Infirmation 22 décembre 2025
Commentaire • 0
Sur la décision
| Référence : | CA Paris, pôle 1 ch. 11, 22 déc. 2025, n° 25/07102 |
|---|---|
| Juridiction : | Cour d'appel de Paris |
| Numéro(s) : | 25/07102 |
| Importance : | Inédit |
| Décision précédente : | Tribunal de grande instance de Paris, 20 décembre 2025 |
| Dispositif : | Autre |
| Date de dernière mise à jour : | 31 décembre 2025 |
| Lire la décision sur le site de la juridiction |
Texte intégral
RÉPUBLIQUE FRANÇAISE
AU NOM DU PEUPLE FRANÇAIS
COUR D’APPEL DE PARIS
L. 742-1 et suivants du Code de l’entrée et du séjour
des étrangers et du droit d’asile
ORDONNANCE DU 22 DECEMBRE 2025
(1 pages)
Numéro d’inscription au répertoire général et de décision : B N° RG 25/07102 – N° Portalis 35L7-V-B7J-CMOIB
Décision déférée : ordonnance rendue le 20 décembre 2025, à 13h04, par le magistrat du siège du tribunal judiciaire de Paris
Nous, Marie-Sygne Bunot-Rouillard, conseillère à la cour d’appel de Paris, agissant par délégation du premier président de cette cour, assistée de Romane Cherel, greffière aux débats et au prononcé de l’ordonnance,
APPELANT
M. [H] [S]
né le 24 novembre 1990 à [Localité 2], de nationalité tunisienne
RETENU au centre de rétention : [Localité 3] 1
assisté de Me Adrien Namigohar, avocat au barreau de Seine Saint Denis
INTIMÉ
LE PREFET DE POLICE
représenté par Me Rahmouni Hedi du cabinet Mathieu, avocat au barreau de Paris
MINISTÈRE PUBLIC, avisé de la date et de l’heure de l’audience
ORDONNANCE :
— contradictoire
— prononcée en audience publique
— Vu le décret n° 2024-799 du 2 juillet 2024 pris pour l’application du titre VII de la loi n° 2024-42 du 26 janvier 2024 pour contrôler l’immigration, améliorer l’intégration, relatif à la simplification des règles du contentieux ;
Constatant qu’aucune salle d’audience attribuée au ministère de la justice spécialement aménagée à proximité immédiate du lieu de rétention n’est disponible pour l’audience de ce jour ;
— Vu l’ordonnance du 20 décembre 2025 du magistrat du siège du tribunal judiciaire de Paris, ordonnant la jonction des deux procédures, déclarant recevable la requête en contestation de la légalité du placement en rétention, la rejetant, rejetant l’exception de nullité soulevée et ordonnant la prolongation du maintien de M. [H] [S], dans les locaux ne relevant pas de l’administration pénitentiaire, pour une durée maximale de vingt-six jours, soit jusqu’au 15 janvier 2026 ;
— Vu l’appel motivé interjeté le 20 décembre 2025, à 17h55 complété à 17h58 et 17h59, par M. [H] [S] ;
— Vu les pièces complémentaires reçues le 21 décembre 2025 à 20h55 et le 22 décembre 2025 à 09h44 par le conseil de M. [H] [S] ;
— Après avoir entendu les observations :
— de M. [H] [S] assisté de son avocat, qui demande l’infirmation de l’ordonnance ;
— du conseil du préfet de police tendant à la confirmation de l’ordonnance ;
SUR QUOI,
Sur le moyen pris de l’absence de remise d’un récépissé valant justificatif d’identité suite à la retenue par l’administration du passeport en original et la fin de non-recevoir soulevée au titre du défaut d’adjonction à la requête de ce récépissé :
L’article L.814-1 du Code de l’entrée et du séjour des étrangers et du droit d’asile dispose que " L’autorité administrative compétente, les services de police et les unités de gendarmerie sont habilités à retenir le passeport ou le document de voyage des personnes de nationalité étrangère en situation irrégulière.

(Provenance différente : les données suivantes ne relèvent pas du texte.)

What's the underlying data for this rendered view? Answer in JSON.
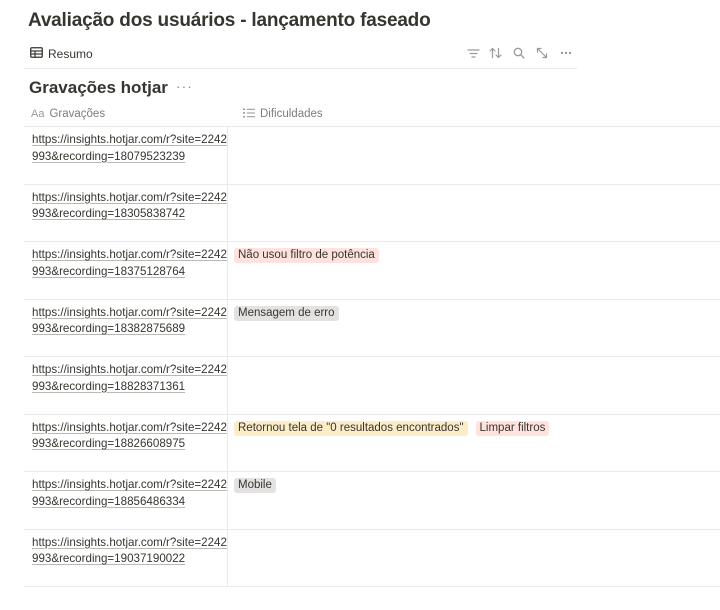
{
  "page": {
    "title": "Avaliação dos usuários - lançamento faseado"
  },
  "viewbar": {
    "tab_label": "Resumo",
    "tools": [
      "filter-icon",
      "sort-icon",
      "search-icon",
      "expand-icon",
      "more-icon"
    ]
  },
  "database": {
    "title": "Gravações hotjar",
    "more": "···",
    "columns": [
      {
        "label": "Gravações",
        "prefix": "Aa"
      },
      {
        "label": "Dificuldades",
        "icon": "list-icon"
      }
    ],
    "rows": [
      {
        "url": "https://insights.hotjar.com/r?site=2242993&recording=18079523239",
        "tags": []
      },
      {
        "url": "https://insights.hotjar.com/r?site=2242993&recording=18305838742",
        "tags": []
      },
      {
        "url": "https://insights.hotjar.com/r?site=2242993&recording=18375128764",
        "tags": [
          {
            "text": "Não usou filtro de potência",
            "color": "#ffe2dd"
          }
        ]
      },
      {
        "url": "https://insights.hotjar.com/r?site=2242993&recording=18382875689",
        "tags": [
          {
            "text": "Mensagem de erro",
            "color": "#e3e2e0"
          }
        ]
      },
      {
        "url": "https://insights.hotjar.com/r?site=2242993&recording=18828371361",
        "tags": []
      },
      {
        "url": "https://insights.hotjar.com/r?site=2242993&recording=18826608975",
        "tags": [
          {
            "text": "Retornou tela de \"0 resultados encontrados\"",
            "color": "#fdecc8"
          },
          {
            "text": "Limpar filtros",
            "color": "#ffe2dd"
          }
        ]
      },
      {
        "url": "https://insights.hotjar.com/r?site=2242993&recording=18856486334",
        "tags": [
          {
            "text": "Mobile",
            "color": "#e3e2e0"
          }
        ]
      },
      {
        "url": "https://insights.hotjar.com/r?site=2242993&recording=19037190022",
        "tags": []
      }
    ]
  }
}
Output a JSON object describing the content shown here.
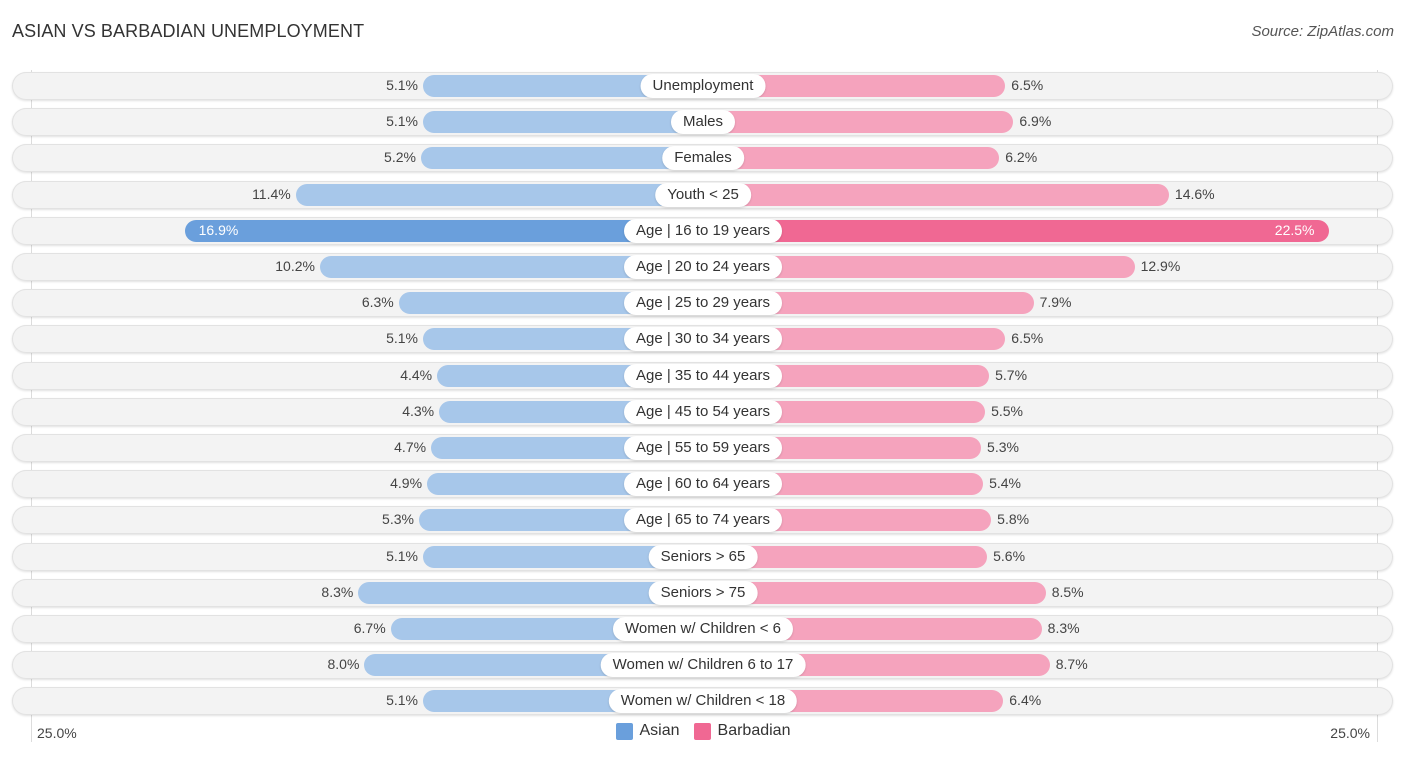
{
  "title": "ASIAN VS BARBADIAN UNEMPLOYMENT",
  "source": "Source: ZipAtlas.com",
  "colors": {
    "asian": "#a7c7ea",
    "asian_highlight": "#6a9fdc",
    "barbadian": "#f5a3bd",
    "barbadian_highlight": "#f06893",
    "legend_asian": "#6a9fdc",
    "legend_barbadian": "#f06893"
  },
  "chart_data": {
    "type": "bar",
    "orientation": "horizontal-diverging",
    "title": "ASIAN VS BARBADIAN UNEMPLOYMENT",
    "xlim": [
      -25,
      25
    ],
    "axis_labels": {
      "left": "25.0%",
      "right": "25.0%"
    },
    "legend": {
      "position": "bottom-center",
      "entries": [
        "Asian",
        "Barbadian"
      ]
    },
    "categories": [
      "Unemployment",
      "Males",
      "Females",
      "Youth < 25",
      "Age | 16 to 19 years",
      "Age | 20 to 24 years",
      "Age | 25 to 29 years",
      "Age | 30 to 34 years",
      "Age | 35 to 44 years",
      "Age | 45 to 54 years",
      "Age | 55 to 59 years",
      "Age | 60 to 64 years",
      "Age | 65 to 74 years",
      "Seniors > 65",
      "Seniors > 75",
      "Women w/ Children < 6",
      "Women w/ Children 6 to 17",
      "Women w/ Children < 18"
    ],
    "series": [
      {
        "name": "Asian",
        "values": [
          5.1,
          5.1,
          5.2,
          11.4,
          16.9,
          10.2,
          6.3,
          5.1,
          4.4,
          4.3,
          4.7,
          4.9,
          5.3,
          5.1,
          8.3,
          6.7,
          8.0,
          5.1
        ],
        "labels": [
          "5.1%",
          "5.1%",
          "5.2%",
          "11.4%",
          "16.9%",
          "10.2%",
          "6.3%",
          "5.1%",
          "4.4%",
          "4.3%",
          "4.7%",
          "4.9%",
          "5.3%",
          "5.1%",
          "8.3%",
          "6.7%",
          "8.0%",
          "5.1%"
        ]
      },
      {
        "name": "Barbadian",
        "values": [
          6.5,
          6.9,
          6.2,
          14.6,
          22.5,
          12.9,
          7.9,
          6.5,
          5.7,
          5.5,
          5.3,
          5.4,
          5.8,
          5.6,
          8.5,
          8.3,
          8.7,
          6.4
        ],
        "labels": [
          "6.5%",
          "6.9%",
          "6.2%",
          "14.6%",
          "22.5%",
          "12.9%",
          "7.9%",
          "6.5%",
          "5.7%",
          "5.5%",
          "5.3%",
          "5.4%",
          "5.8%",
          "5.6%",
          "8.5%",
          "8.3%",
          "8.7%",
          "6.4%"
        ]
      }
    ],
    "highlighted_index": 4
  }
}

Ils leur remettent en échange un récépissé valant justification de leur identité et sur lequel sont mentionnées la date de retenue et les modalités de restitution du document retenu. ",
et l’article L.743-12 du même Code que « En cas de violation des formes prescrites par la loi à peine de nullité ou d’inobservation des formalités substantielles, le magistrat du siège du tribunal judiciaire saisi d’une demande sur ce motif ou qui relève d’office une telle irrégularité ne peut prononcer la mainlevée du placement ou du maintien en rétention que lorsque celle-ci a eu pour effet de porter substantiellement atteinte aux droits de l’étranger dont l’effectivité n’a pu être rétablie par une régularisation intervenue avant la clôture des débats. »
Il s’ensuit que le juge doit déterminer :
— si l’irrégularité en cause affecte la procédure,
— puis, le cas échéant, si cette irrégularité a porté concrètement une atteinte aux droits de l’intéressé, laquelle doit être substantielle (communément dénommée grief),
— et enfin, s’il n’a pu y être remédié avant la clôture des débats.

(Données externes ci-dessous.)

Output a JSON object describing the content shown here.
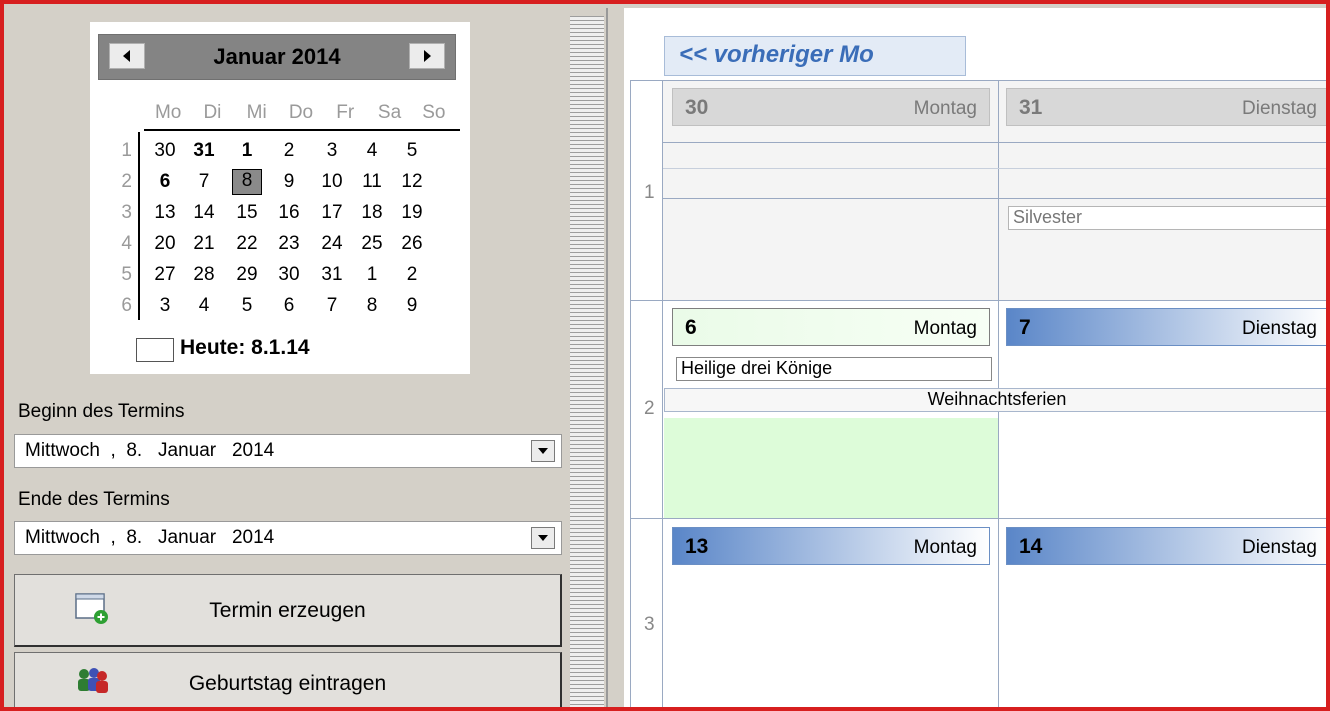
{
  "mini_calendar": {
    "title": "Januar 2014",
    "weekdays": [
      "Mo",
      "Di",
      "Mi",
      "Do",
      "Fr",
      "Sa",
      "So"
    ],
    "weeks": [
      {
        "num": "1",
        "days": [
          "30",
          "31",
          "1",
          "2",
          "3",
          "4",
          "5"
        ]
      },
      {
        "num": "2",
        "days": [
          "6",
          "7",
          "8",
          "9",
          "10",
          "11",
          "12"
        ]
      },
      {
        "num": "3",
        "days": [
          "13",
          "14",
          "15",
          "16",
          "17",
          "18",
          "19"
        ]
      },
      {
        "num": "4",
        "days": [
          "20",
          "21",
          "22",
          "23",
          "24",
          "25",
          "26"
        ]
      },
      {
        "num": "5",
        "days": [
          "27",
          "28",
          "29",
          "30",
          "31",
          "1",
          "2"
        ]
      },
      {
        "num": "6",
        "days": [
          "3",
          "4",
          "5",
          "6",
          "7",
          "8",
          "9"
        ]
      }
    ],
    "today_label": "Heute: 8.1.14",
    "selected_day": "8"
  },
  "form": {
    "start_label": "Beginn des Termins",
    "start_value": "Mittwoch  ,  8.   Januar   2014",
    "end_label": "Ende des Termins",
    "end_value": "Mittwoch  ,  8.   Januar   2014"
  },
  "buttons": {
    "create_label": "Termin erzeugen",
    "birthday_label": "Geburtstag eintragen"
  },
  "schedule": {
    "prev_label": "<< vorheriger Mo",
    "week1": {
      "num": "1",
      "mon_day": "30",
      "mon_name": "Montag",
      "tue_day": "31",
      "tue_name": "Dienstag",
      "tue_event": "Silvester"
    },
    "week2": {
      "num": "2",
      "mon_day": "6",
      "mon_name": "Montag",
      "tue_day": "7",
      "tue_name": "Dienstag",
      "mon_event": "Heilige drei Könige",
      "span_event": "Weihnachtsferien"
    },
    "week3": {
      "num": "3",
      "mon_day": "13",
      "mon_name": "Montag",
      "tue_day": "14",
      "tue_name": "Dienstag"
    }
  },
  "colors": {
    "frame": "#d71f1f",
    "accent": "#5a86c8",
    "today_green": "#eafbe8"
  }
}
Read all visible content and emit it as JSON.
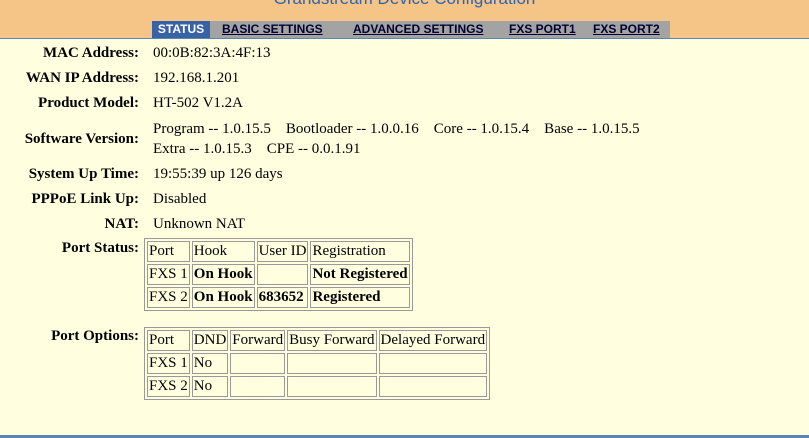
{
  "header": {
    "title": "Grandstream Device Configuration"
  },
  "nav": {
    "status": "STATUS",
    "basic": "BASIC SETTINGS",
    "advanced": "ADVANCED SETTINGS",
    "fxs1": "FXS PORT1",
    "fxs2": "FXS PORT2"
  },
  "fields": {
    "mac": {
      "label": "MAC Address:",
      "value": "00:0B:82:3A:4F:13"
    },
    "wan_ip": {
      "label": "WAN IP Address:",
      "value": "192.168.1.201"
    },
    "model": {
      "label": "Product Model:",
      "value": "HT-502 V1.2A"
    },
    "software": {
      "label": "Software Version:",
      "line1": "Program -- 1.0.15.5    Bootloader -- 1.0.0.16    Core -- 1.0.15.4    Base -- 1.0.15.5",
      "line2": "Extra -- 1.0.15.3    CPE -- 0.0.1.91"
    },
    "uptime": {
      "label": "System Up Time:",
      "value": "19:55:39 up 126 days"
    },
    "pppoe": {
      "label": "PPPoE Link Up:",
      "value": "Disabled"
    },
    "nat": {
      "label": "NAT:",
      "value": "Unknown NAT"
    }
  },
  "port_status": {
    "label": "Port Status:",
    "headers": [
      "Port",
      "Hook",
      "User ID",
      "Registration"
    ],
    "rows": [
      [
        "FXS 1",
        "On Hook",
        "",
        "Not Registered"
      ],
      [
        "FXS 2",
        "On Hook",
        "683652",
        "Registered"
      ]
    ]
  },
  "port_options": {
    "label": "Port Options:",
    "headers": [
      "Port",
      "DND",
      "Forward",
      "Busy Forward",
      "Delayed Forward"
    ],
    "rows": [
      [
        "FXS 1",
        "No",
        "",
        "",
        ""
      ],
      [
        "FXS 2",
        "No",
        "",
        "",
        ""
      ]
    ]
  }
}
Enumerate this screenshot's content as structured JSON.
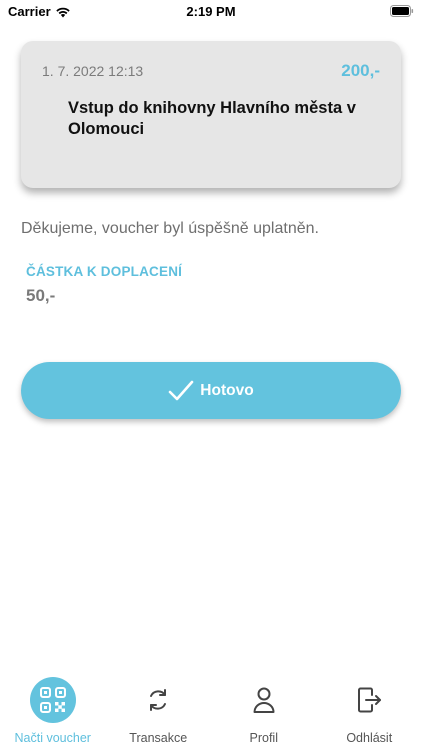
{
  "status_bar": {
    "carrier": "Carrier",
    "time": "2:19 PM"
  },
  "voucher": {
    "date": "1. 7. 2022 12:13",
    "amount": "200,-",
    "title": "Vstup do knihovny Hlavního města v Olomouci"
  },
  "message": "Děkujeme, voucher byl úspěšně uplatněn.",
  "payment": {
    "label": "ČÁSTKA K DOPLACENÍ",
    "value": "50,-"
  },
  "done_button": {
    "label": "Hotovo"
  },
  "tabs": [
    {
      "label": "Načti voucher",
      "icon": "qr-code-icon",
      "active": true
    },
    {
      "label": "Transakce",
      "icon": "refresh-icon",
      "active": false
    },
    {
      "label": "Profil",
      "icon": "person-icon",
      "active": false
    },
    {
      "label": "Odhlásit",
      "icon": "logout-icon",
      "active": false
    }
  ],
  "colors": {
    "accent": "#63c3de",
    "card_bg": "#e6e6e6",
    "text_muted": "#6f6f6f"
  }
}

Seule la démonstration de la réunion de ces trois conditions entraîne la mainlevée du placement ou du maintien en rétention.

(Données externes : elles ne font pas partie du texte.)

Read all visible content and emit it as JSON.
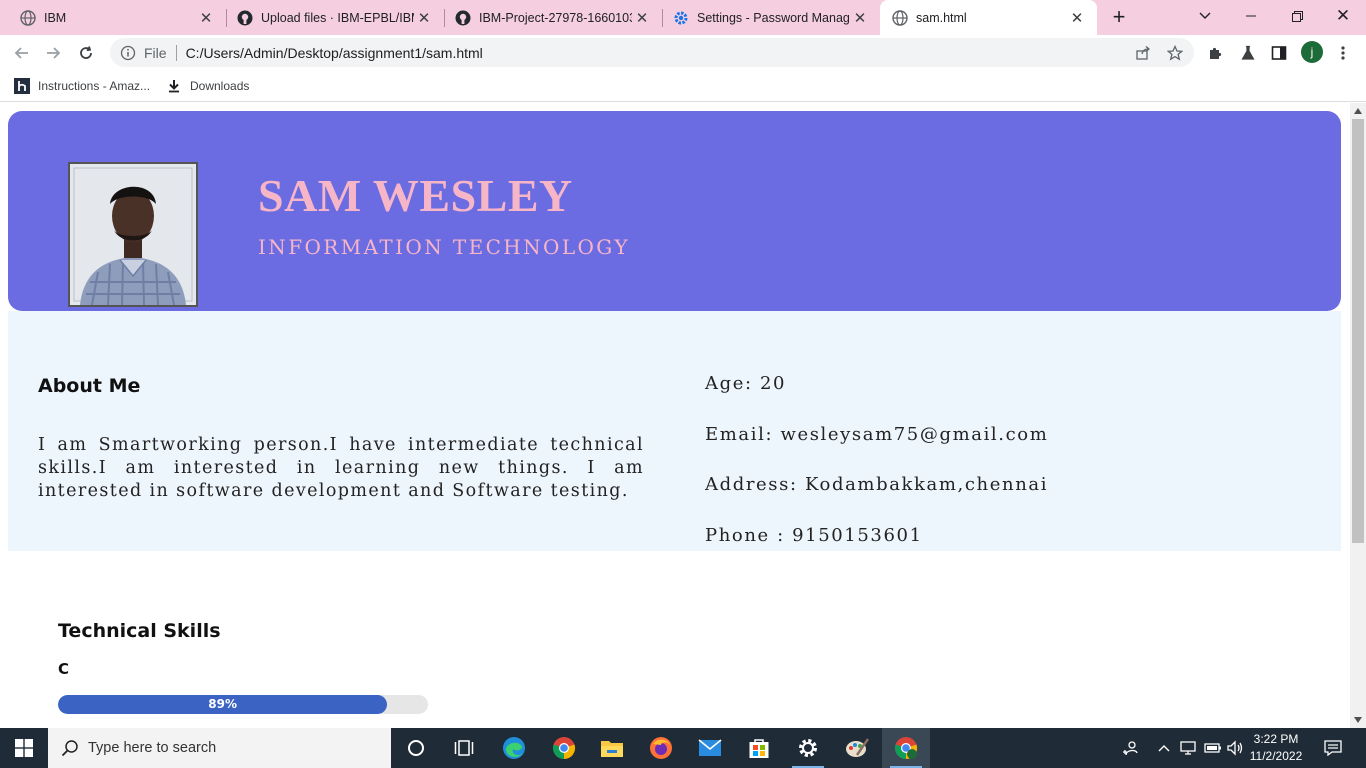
{
  "browser": {
    "tabs": [
      {
        "title": "IBM",
        "icon": "globe-icon"
      },
      {
        "title": "Upload files · IBM-EPBL/IBM-",
        "icon": "github-icon"
      },
      {
        "title": "IBM-Project-27978-1660103",
        "icon": "github-icon"
      },
      {
        "title": "Settings - Password Manager",
        "icon": "settings-gear-icon"
      },
      {
        "title": "sam.html",
        "icon": "globe-icon",
        "active": true
      }
    ],
    "address": {
      "scheme": "File",
      "url": "C:/Users/Admin/Desktop/assignment1/sam.html"
    },
    "profile_initial": "j",
    "bookmarks": [
      {
        "label": "Instructions - Amaz...",
        "icon": "h-bookmark-icon"
      },
      {
        "label": "Downloads",
        "icon": "download-icon"
      }
    ]
  },
  "page": {
    "name": "SAM WESLEY",
    "role": "INFORMATION TECHNOLOGY",
    "about_title": "About Me",
    "about_text": "I am Smartworking person.I have intermediate technical skills.I am interested in learning new things. I am interested in software development and Software testing.",
    "contact": {
      "age": "Age: 20",
      "email": "Email: wesleysam75@gmail.com",
      "address": "Address: Kodambakkam,chennai",
      "phone": "Phone : 9150153601"
    },
    "skills_title": "Technical Skills",
    "skills": [
      {
        "name": "C",
        "percent": 89,
        "percent_label": "89%"
      }
    ]
  },
  "taskbar": {
    "search_placeholder": "Type here to search",
    "time": "3:22 PM",
    "date": "11/2/2022"
  },
  "colors": {
    "tabstrip": "#f5cfe0",
    "hero_bg": "#6c6ce2",
    "hero_text": "#f7b5c8",
    "about_bg": "#eef6fd",
    "skill_fill": "#3a63c4",
    "taskbar": "#1f2b36"
  }
}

En l’espèce, ne figurait pas à la procédure soumise au juge de première instance la copie du document établi le 16 décembre 2025 à 19 heures 45 au titre des « documents administratifs écartés au profit du BLII » au nom de M. [H] [S] visant un passeport tunisien « non valide » avec les références y afférentes, un permis de résidence grec et une [1] tunisienne, tous deux aussi « non valides », document revêtu de la signature notamment de l’intéressé ainsi que de la photographie du recto de ces pièces.
Force est de constater :
— d’une part, qu’aucune mention ne permet de retenir que ce document peut être considéré comme un justificatif d’identité faute de mention en ce sens, ni qu’une copie a été remise à M. [H] [S] ;
— mais d’autre part, que ce document ne peut correspondre au récépissé exigé par l’artilce L814-1 précité dès lors qu’il s’agit de pièces qui ne sont pas en cours de validité.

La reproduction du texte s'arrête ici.